To answer this question, you need to look at the geometries of the molecules CO2 and H2O. In order to find out bond angles in a molecule, you can use a method called VSEPR theory (valence shell electron pair repulsion) in order to simulate what a certain molecule would look like. This theory relies on two factors: how many bonded pairs of electrons (BPs) and lone pairs of electrons (LPs) there are around a central atom. (By bonded pairs, I mean pairs of electrons that are shared between two atoms in a covalent bond.) Usually, the central atom of a molecule is in the front of the name: in CO2, it would be C. In methane (CH4), the central atom, carbon, is bonded to four hydrogen molecules. Each carbon-hydrogen bond represents a covalently bonded pair of electrons, so you would have 4 BPs. On the central carbon atom there are no electrons that aren't being shared in a bond (lone pairs), so you would have no LPs.

Depending on the amount of bonded pairs or lone pairs that you have, you can have different ways the molecules are set up. This is because all pairs of electrons, regardless of whether they are bonded pairs or lone pairs, want to stay as far away from each other as possible. A great tool to simulate all the different possible geometries in a molecule is this online interactive simulation: https://phet.colorado.edu/sims/html/molecule-shapes/latest/molecule-shapes_en.html. Something to keep in mind is that a double or a triple bond counts as only one bonded pair, because it shares the same purpose as all other covalently bonded pairs of electrons: sharing electrons between two molecules.

        In carbon dioxide:

Carbon has four valence electrons; therefore, it needs four more electrons to satisfy its valence shell. Oxygen has six valence electrons; therefore, it needs two more electrons to satisfy its valence shell. Carbon can form double bonds with two oxygen molecules in order for all of their valence shells to be satisfied.

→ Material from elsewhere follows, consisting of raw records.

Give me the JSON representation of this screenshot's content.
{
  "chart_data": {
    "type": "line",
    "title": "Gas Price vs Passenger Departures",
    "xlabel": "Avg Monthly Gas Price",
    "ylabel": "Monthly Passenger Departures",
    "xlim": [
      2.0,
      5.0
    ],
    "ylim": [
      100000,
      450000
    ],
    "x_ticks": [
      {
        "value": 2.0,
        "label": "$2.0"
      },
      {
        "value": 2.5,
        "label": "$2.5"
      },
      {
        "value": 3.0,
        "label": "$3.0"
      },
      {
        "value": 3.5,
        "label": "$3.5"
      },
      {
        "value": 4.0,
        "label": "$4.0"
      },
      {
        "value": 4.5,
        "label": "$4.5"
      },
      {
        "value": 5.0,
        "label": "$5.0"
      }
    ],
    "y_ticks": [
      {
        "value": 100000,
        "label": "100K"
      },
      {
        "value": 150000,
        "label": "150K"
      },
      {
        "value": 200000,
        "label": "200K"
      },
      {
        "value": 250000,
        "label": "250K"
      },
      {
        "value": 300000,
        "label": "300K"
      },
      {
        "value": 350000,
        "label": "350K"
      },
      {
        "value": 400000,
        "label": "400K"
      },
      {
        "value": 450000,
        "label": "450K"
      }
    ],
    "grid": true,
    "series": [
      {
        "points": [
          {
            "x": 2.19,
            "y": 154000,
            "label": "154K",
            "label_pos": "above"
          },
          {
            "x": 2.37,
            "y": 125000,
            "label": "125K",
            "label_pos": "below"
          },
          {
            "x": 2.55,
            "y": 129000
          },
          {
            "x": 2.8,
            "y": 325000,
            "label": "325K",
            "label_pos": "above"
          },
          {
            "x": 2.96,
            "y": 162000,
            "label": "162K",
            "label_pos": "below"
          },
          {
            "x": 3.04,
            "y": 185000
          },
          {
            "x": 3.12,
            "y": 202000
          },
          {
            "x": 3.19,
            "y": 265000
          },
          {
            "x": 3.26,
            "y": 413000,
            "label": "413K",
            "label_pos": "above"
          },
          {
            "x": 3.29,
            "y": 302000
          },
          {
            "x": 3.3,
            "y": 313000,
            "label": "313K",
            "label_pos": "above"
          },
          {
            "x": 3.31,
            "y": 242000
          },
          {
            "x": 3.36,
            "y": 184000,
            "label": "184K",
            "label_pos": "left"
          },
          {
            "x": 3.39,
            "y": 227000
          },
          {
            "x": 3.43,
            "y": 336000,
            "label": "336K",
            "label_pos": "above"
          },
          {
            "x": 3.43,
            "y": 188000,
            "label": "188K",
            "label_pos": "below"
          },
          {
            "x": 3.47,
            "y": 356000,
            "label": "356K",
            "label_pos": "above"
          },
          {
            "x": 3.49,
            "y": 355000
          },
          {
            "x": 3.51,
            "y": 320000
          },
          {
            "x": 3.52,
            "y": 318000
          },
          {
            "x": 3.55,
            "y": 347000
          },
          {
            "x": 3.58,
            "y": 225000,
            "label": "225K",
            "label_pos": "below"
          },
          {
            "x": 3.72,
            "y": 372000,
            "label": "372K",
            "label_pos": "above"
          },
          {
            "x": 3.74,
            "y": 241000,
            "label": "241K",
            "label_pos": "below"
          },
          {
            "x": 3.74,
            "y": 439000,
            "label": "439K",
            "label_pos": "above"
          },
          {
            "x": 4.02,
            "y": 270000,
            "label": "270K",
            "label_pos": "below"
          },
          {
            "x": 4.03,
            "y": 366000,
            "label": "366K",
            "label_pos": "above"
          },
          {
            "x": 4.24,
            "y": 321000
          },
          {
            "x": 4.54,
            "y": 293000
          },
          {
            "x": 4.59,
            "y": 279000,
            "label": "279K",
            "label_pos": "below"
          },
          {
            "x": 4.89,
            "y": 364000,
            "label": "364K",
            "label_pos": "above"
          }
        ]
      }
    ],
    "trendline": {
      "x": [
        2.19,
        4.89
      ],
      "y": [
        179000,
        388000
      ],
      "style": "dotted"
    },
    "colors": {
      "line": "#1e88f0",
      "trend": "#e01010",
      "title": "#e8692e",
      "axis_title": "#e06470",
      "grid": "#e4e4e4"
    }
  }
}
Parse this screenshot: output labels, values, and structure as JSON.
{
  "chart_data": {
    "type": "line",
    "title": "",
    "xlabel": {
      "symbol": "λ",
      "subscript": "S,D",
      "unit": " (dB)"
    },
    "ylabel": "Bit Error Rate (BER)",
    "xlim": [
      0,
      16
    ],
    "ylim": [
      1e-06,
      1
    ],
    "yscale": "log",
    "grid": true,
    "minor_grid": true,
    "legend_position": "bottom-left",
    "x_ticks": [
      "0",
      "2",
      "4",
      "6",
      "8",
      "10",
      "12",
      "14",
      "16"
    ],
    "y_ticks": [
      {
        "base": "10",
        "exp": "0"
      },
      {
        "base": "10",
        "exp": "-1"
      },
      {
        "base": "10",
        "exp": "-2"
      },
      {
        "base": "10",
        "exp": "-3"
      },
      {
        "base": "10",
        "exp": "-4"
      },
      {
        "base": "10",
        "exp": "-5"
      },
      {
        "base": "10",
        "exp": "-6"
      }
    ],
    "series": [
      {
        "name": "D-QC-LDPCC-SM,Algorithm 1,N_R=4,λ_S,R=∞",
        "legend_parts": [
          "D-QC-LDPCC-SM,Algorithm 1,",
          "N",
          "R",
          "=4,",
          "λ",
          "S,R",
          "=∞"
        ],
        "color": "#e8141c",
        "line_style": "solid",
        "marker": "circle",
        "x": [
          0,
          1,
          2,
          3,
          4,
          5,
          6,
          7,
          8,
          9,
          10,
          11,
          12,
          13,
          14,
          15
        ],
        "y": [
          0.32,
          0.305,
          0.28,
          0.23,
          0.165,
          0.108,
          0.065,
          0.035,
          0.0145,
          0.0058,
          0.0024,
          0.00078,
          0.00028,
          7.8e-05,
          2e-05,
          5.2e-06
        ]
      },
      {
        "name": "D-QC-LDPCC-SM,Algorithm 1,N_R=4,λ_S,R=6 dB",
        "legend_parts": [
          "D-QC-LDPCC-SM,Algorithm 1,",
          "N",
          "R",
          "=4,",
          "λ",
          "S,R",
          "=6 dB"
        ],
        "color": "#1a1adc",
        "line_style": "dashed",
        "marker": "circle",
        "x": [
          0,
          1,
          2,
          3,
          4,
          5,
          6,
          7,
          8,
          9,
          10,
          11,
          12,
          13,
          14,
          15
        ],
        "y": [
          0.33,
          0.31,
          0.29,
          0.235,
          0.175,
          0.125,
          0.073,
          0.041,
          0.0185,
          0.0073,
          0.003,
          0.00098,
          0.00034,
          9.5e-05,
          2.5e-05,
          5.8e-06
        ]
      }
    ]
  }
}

Carbon dioxide (CO2): O=C=O

Here, the central atom (carbon) has no electrons that are not bonded to other molecules, so 0 lone pairs. The carbon atom also has two double bonds with each oxygen, so 2 bonded pairs. This adds up to a total of 2 pairs of electrons. The two pairs want to get as far away from each other as possible, so they line up on opposite sides of the molecule and form a linear structure. Because of this, the bond angles turn out to be 180 degrees.

        In water:

Hydrogen has only one valence electron. Hydrogen only needs two electrons to satisfy its valence shell, so it needs one more electron. Oxygen has six valence electrons; therefore, it needs two more electrons to satisfy its valence shell. Oxygen can form covalent bonds with two hydrogen atoms in order for all of their valence shells to be satisfied.

Water (H2O): H--O--H

Here, the central atom (oxygen) forms two single bonds with two hydrogen molecules, so it has two bonded pairs. However, the central oxygen atom also has two lone pairs of electrons left that were left over and were not bonded to anything. So, water has 2 bonded pairs and 2 lone pairs of electrons, making 4 total pairs of electrons. All of those electron pairs, regardless of whether they are bonded or lone pairs, will repel each other as much as possible. Because there are 4 total pairs of electrons instead of 2, the molecule forms a tighter tetrahedral structure and therefore will have a different molecular shape than carbon dioxide. Because of this, the bond angles turn out to be 104.5 degrees.